Post by James Kuyper
Yes, it does. And I frequently despair of ever figuring out a way
to say what I mean that will be understood as intended by you. [...]

The problem is not me understanding you, but you not understanding
me. Your mental model for how to use and understand natural
language is peculiar. Also rigid and inflexible. Probably the most
troublesome property is that you are focused on argument more than
on understanding. You read the words but don't understand the
meaning. Instead you insist on playing idiosyncratic word games,
apparently believing that how you interpret the words is universal
and absolute. It isn't. Assigning meaning to natural language is
inherently a subjective process, not an objective one. You're a lot
better at arguing than you are at listening. You might want to
think about that.

Subjectivity is fine for poetry - but we're talking about a standard. To
the extent that the meaning of words is subjective, they are unsuitable
for use in a standard. The whole point of the standard is to standardize
the requirements - that is, to make them exactly the same for everyone.
If you have to use subjective interpretations to determine what the
requirements are, the standard has failed the purpose for which it was
intended. An implementor could use it's subjective opinion to justify
implementing C in a way that would be inconsistent with the subjective
opinion of a user.

Keith Thompson

2023-11-19 21:31:36 UTC

James Kuyper <***@alumni.caltech.edu> writes:
[...]

Post by James Kuyper
I appreciate that you feel that way - but the committee resolved DR 109
in conflict with your feeling. The code referred to by DR 109 divided an
integer by an integer constant of 0, which wasn't even protected by an
if(0). It was the only line in the only function defined in that
translation unit, which was absolutely guaranteed, if function were
called, to execute that line. The only reason the committee gave for it
being strictly conforming was that there was no guarantee that the rest
of the program ever actually called the function. But the committee
decided that that fact was sufficient to make the code, in itself,
strictly conforming, and the implementation was therefore required to
accept it.
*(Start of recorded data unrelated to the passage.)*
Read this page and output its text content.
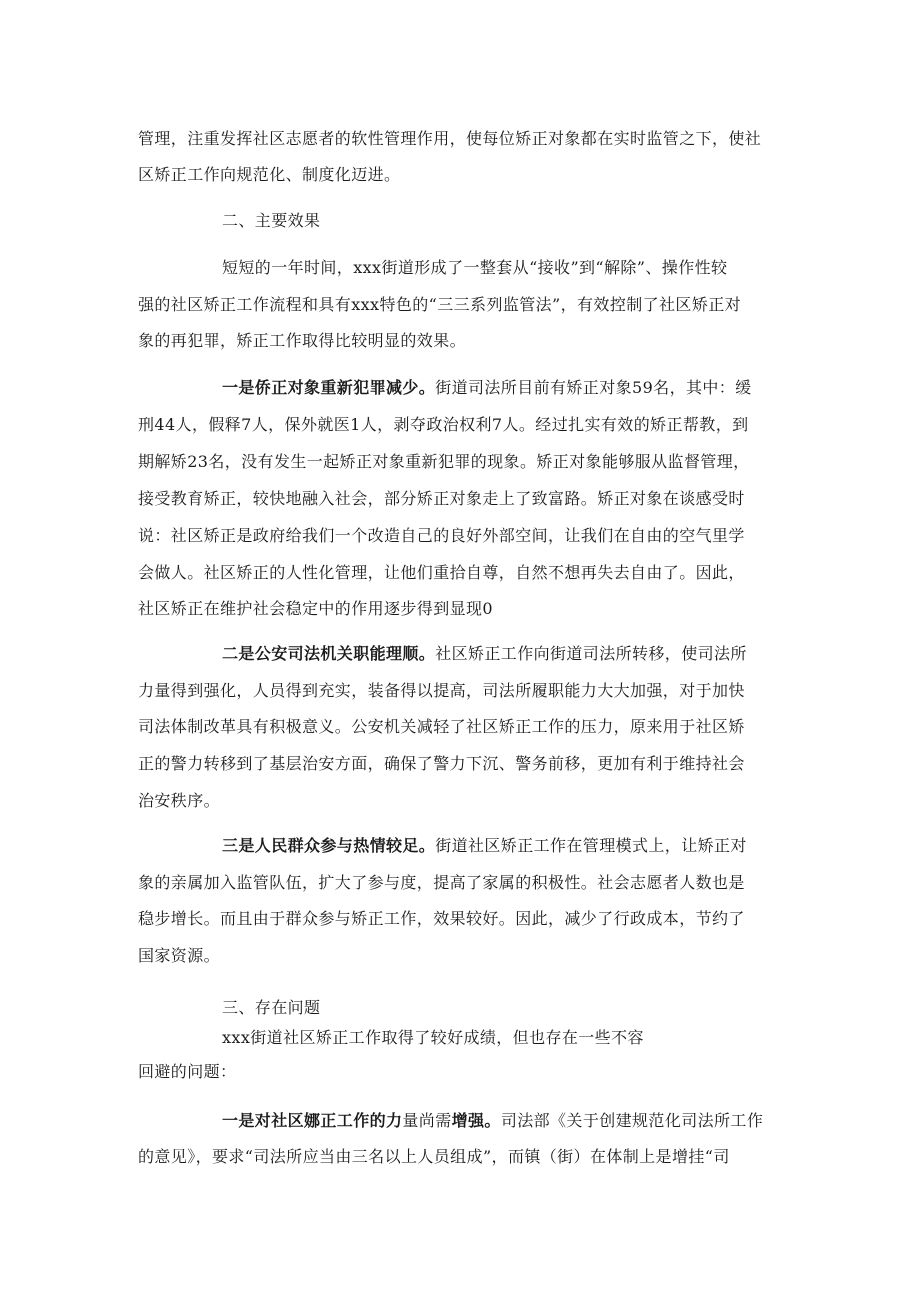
管理，注重发挥社区志愿者的软性管理作用，使每位矫正对象都在实时监管之下，使社
区矫正工作向规范化、制度化迈进。
二、主要效果
短短的一年时间，xxx街道形成了一整套从“接收”到“解除”、操作性较
强的社区矫正工作流程和具有xxx特色的“三三系列监管法”，有效控制了社区矫正对
象的再犯罪，矫正工作取得比较明显的效果。
一是侨正对象重新犯罪减少。街道司法所目前有矫正对象59名，其中：缓
刑44人，假释7人，保外就医1人，剥夺政治权利7人。经过扎实有效的矫正帮教，到
期解矫23名，没有发生一起矫正对象重新犯罪的现象。矫正对象能够服从监督管理，
接受教育矫正，较快地融入社会，部分矫正对象走上了致富路。矫正对象在谈感受时
说：社区矫正是政府给我们一个改造自己的良好外部空间，让我们在自由的空气里学
会做人。社区矫正的人性化管理，让他们重拾自尊，自然不想再失去自由了。因此，
社区矫正在维护社会稳定中的作用逐步得到显现0
二是公安司法机关职能理顺。社区矫正工作向街道司法所转移，使司法所
力量得到强化，人员得到充实，装备得以提高，司法所履职能力大大加强，对于加快
司法体制改革具有积极意义。公安机关减轻了社区矫正工作的压力，原来用于社区矫
正的警力转移到了基层治安方面，确保了警力下沉、警务前移，更加有利于维持社会
治安秩序。
三是人民群众参与热情较足。街道社区矫正工作在管理模式上，让矫正对
象的亲属加入监管队伍，扩大了参与度，提高了家属的积极性。社会志愿者人数也是
稳步增长。而且由于群众参与矫正工作，效果较好。因此，减少了行政成本，节约了
国家资源。
三、存在问题
xxx街道社区矫正工作取得了较好成绩，但也存在一些不容
回避的问题：
一是对社区娜正工作的力量尚需增强。司法部《关于创建规范化司法所工作
的意见》，要求“司法所应当由三名以上人员组成”，而镇（街）在体制上是增挂“司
If the program as a whole did call that function, that fact
would be sufficient to justify rejecting the whole program, but it was
not sufficient to justify rejecting that particular translation unit.
Basically, code with undefined behavior prevents a program from being
strictly conforming only if execution of such code is an inevitable
consequence of starting the program. If executing that code can be
avoided, then only a failure to avoid it renders the the behavior
undefined. If that failure is not realized at compile time, then the
implementation must still accept it.
If the committee ruled that way on that code, how could you possibly
expect it to support rejection of this code?

[...]

For context, DR 109 can be seen at:
https://www.open-std.org/jtc1/sc22/wg14/www/docs/dr_109.html

The code the author (Ron Guilmette) asked about was (indentation added):

int array1[5];
int array2[5];
int *p1 = &array1[0];
int *p2 = &array2[0];

int foo()
{
int i;
i = (p1 > p2); /* Must this be "successfully translated"? */
1/0; /* Must this be "successfully translated"? */
return 0;
}

The committee response was:

The C Standard uses the term ``indeterminately valued'' not
``undefined value.'' Use of an indeterminate valued object
results in undefined behavior. The footnote to subclause 5.1.1.3
points out that an implementation is free to produce any number
of diagnostics as long as a valid program is still correctly
translated. If an expression whose evaulation would result
in undefined behavior appears in a context where a constant
expression is required, the containing program is not strictly
conforming. Furthermore, if every possible execution of a given
program would result in undefined behavior, the given program
is not strictly conforming. A conforming implementation must
not fail to translate a strictly conforming program simply
because *some* possible execution of that program would result
in undefined behavior. Because foo might never be called, the
example given must be successfully translated by a conforming
implementation.

The DR was submitted in 1993, and referred to the C90 standard.
I'm not aware of anything in later editions of the standard that
would invalidate the response.

--
Keith Thompson (The_Other_Keith) Keith.S.Thompson+***@gmail.com
Will write code for food.
void Void(void) { Void(); } /* The recursive call of the void */

Tim Rentsch

2024-01-23 02:15:03 UTC

I have just posted a response to this posting in combination
with some remarks on another posting.

Kaz Kylheku

2023-10-25 06:37:17 UTC

Post by Tim Rentsch
First let me ask a question. Does the C standard allow an
implementation to reject any program that is not strictly
conforming?

I think, yes.

"This document does not specify
[...]
— the size or complexity of a program and its data that will exceed the
capacity of any specific data-processing system or the capacity of a
particular processor;"

"The implementation shall be able to translate and execute a program
that uses but does not exceed the following limitations for these
constructs and entities ..."

There can be programs which stay within the limits, and are even
strictly conforming, which an implementation might not handle.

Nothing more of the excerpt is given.